Wolfen
Manch einer kann sich wahrscheinlich noch an den Sendeschluß erinnern. Es gab dort entweder Testbilder oder Schnee, wie man das grisselige Bildrauschen gerne nannte. Irgendwann stellte die ARD auf 24 Stunden Programm um und kündigte das mit einer langen Filmnacht an. Sowas konnte ich mir natürlich keinesfalls entgehen lassen und blieb bei diesem besonderen Ereignis natürlich auf. Der dritte Film hieß außerdem "Wolfen", bei dem ich auch durch die späte Sendezeit gegen 4 Uhr Morgens, mit einem Werwolf-Schocker rechnete. Weit gefehlt, ich bekam etwas viel Besseres.
Der schwerreiche Mogul Christopher van der Veer läßt sich nach einer Party mit seiner Braut nach Hause chauffieren. Dabei macht er noch einen kleinen Abstecher in eine runtergekommene Gegend in New York, die er gerade abreißen lässt. Er zeigt seiner Frau die Gegend, die er in einen hochmodernen Komplex für Superreiche verwandeln will. Die Pläne sind schon fertig und der Spatenstich ist auch erledigt. Allerdings kann er die Pläne nicht vollenden, da das Pärchen nebst Wachmann auf diesem Gelände bestialisch ermordet wird.

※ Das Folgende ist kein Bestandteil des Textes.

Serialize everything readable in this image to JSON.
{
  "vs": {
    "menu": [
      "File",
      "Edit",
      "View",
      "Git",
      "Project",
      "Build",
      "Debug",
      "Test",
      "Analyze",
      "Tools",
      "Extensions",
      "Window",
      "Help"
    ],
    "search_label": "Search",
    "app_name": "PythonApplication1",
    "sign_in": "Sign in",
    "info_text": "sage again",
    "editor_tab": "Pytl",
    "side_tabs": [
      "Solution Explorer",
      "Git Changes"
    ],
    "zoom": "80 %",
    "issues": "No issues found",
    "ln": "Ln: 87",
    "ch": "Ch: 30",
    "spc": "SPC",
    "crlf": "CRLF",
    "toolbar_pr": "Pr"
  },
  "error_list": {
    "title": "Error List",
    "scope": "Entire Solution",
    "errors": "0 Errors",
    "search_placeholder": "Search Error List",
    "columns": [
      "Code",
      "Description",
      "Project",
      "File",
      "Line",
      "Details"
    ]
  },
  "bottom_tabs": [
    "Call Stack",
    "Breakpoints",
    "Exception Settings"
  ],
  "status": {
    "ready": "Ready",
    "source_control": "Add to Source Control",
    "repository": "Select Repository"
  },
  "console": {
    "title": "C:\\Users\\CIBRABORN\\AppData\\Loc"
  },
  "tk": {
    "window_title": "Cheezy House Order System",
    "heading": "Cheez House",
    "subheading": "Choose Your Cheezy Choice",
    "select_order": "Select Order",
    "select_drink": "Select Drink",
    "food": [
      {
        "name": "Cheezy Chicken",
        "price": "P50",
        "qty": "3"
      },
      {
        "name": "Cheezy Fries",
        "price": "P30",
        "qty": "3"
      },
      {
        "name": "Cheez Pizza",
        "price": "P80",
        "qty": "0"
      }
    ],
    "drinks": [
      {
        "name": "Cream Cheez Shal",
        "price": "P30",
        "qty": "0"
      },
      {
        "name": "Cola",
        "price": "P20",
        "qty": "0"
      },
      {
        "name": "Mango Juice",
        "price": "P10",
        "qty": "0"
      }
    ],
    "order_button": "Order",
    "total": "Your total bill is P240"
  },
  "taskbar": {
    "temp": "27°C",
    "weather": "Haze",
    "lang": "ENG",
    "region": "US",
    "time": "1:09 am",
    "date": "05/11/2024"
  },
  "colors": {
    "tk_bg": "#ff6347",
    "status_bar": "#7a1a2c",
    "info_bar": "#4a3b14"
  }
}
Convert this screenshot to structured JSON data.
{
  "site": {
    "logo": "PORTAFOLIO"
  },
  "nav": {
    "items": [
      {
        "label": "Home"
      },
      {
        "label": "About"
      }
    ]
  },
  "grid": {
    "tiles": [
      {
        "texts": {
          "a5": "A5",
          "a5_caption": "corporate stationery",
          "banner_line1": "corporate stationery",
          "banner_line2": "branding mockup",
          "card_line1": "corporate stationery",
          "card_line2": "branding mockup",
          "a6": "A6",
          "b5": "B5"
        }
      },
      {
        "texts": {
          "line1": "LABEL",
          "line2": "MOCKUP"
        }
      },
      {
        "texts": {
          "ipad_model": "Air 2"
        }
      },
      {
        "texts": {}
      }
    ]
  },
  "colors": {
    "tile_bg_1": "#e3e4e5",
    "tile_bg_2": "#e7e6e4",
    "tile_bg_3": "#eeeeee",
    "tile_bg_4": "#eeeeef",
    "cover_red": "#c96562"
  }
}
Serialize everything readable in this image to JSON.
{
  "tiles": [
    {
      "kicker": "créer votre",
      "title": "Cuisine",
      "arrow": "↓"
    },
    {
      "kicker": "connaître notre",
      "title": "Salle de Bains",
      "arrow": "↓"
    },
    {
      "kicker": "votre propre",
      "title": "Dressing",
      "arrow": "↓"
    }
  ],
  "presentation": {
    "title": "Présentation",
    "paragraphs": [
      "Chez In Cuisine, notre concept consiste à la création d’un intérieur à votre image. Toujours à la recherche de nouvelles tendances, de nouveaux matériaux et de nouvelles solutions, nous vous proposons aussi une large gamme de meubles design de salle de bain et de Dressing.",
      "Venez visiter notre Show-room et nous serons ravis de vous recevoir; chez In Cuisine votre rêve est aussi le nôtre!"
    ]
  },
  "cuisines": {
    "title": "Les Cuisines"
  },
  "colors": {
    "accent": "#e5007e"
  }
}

Die Polizei beginnt mit den Ermittlungen, die sehr bald ins Stocken geraten. Es fehlt nämlich jegliche Spur für eine Tatwaffe. Nur ein Wolfshaar wird gefunden das seltsamerweise identisch ist, mit dem das man bei der Leiche eines Obdachlosen gefunden hat.
An das erste an was man sich im Zusammenhang mit "Wolfen" erinnern wird, ist die phänomenale Wärmebildkamera. In einigen Sequenzen können wir das Geschehen nämlich nur in dieser bizarren Form erleben, was aber nicht als Eye-Candy zu sehen ist, sondern durchaus einen Sinn ergibt. Aber nicht nur diese Besonderheit bleibt im Gedächtnis und ist definitiv nicht als einziger Aufhänger zu sehen. Die komplette Geschichte ist einfach klasse und bietet eine wunderbare Form der Gesellschaftskritik, die definitiv nachdenklich stimmt. Wohlgemerkt in einem Horrorfilm, in dem doch einige Körperteile umher fliegen. Natürlich ist das keine Schlachtplatte, die auf Brutalitäten setzt. Diese blutigen Einlagen machen definitiv Sinn. Auch deshalb könnte der Film eine Freigabe ab 16 erhalten haben, da hier kein Selbstzweck im Vordergrund steht. Natürlich am Stand von Damals gemessen.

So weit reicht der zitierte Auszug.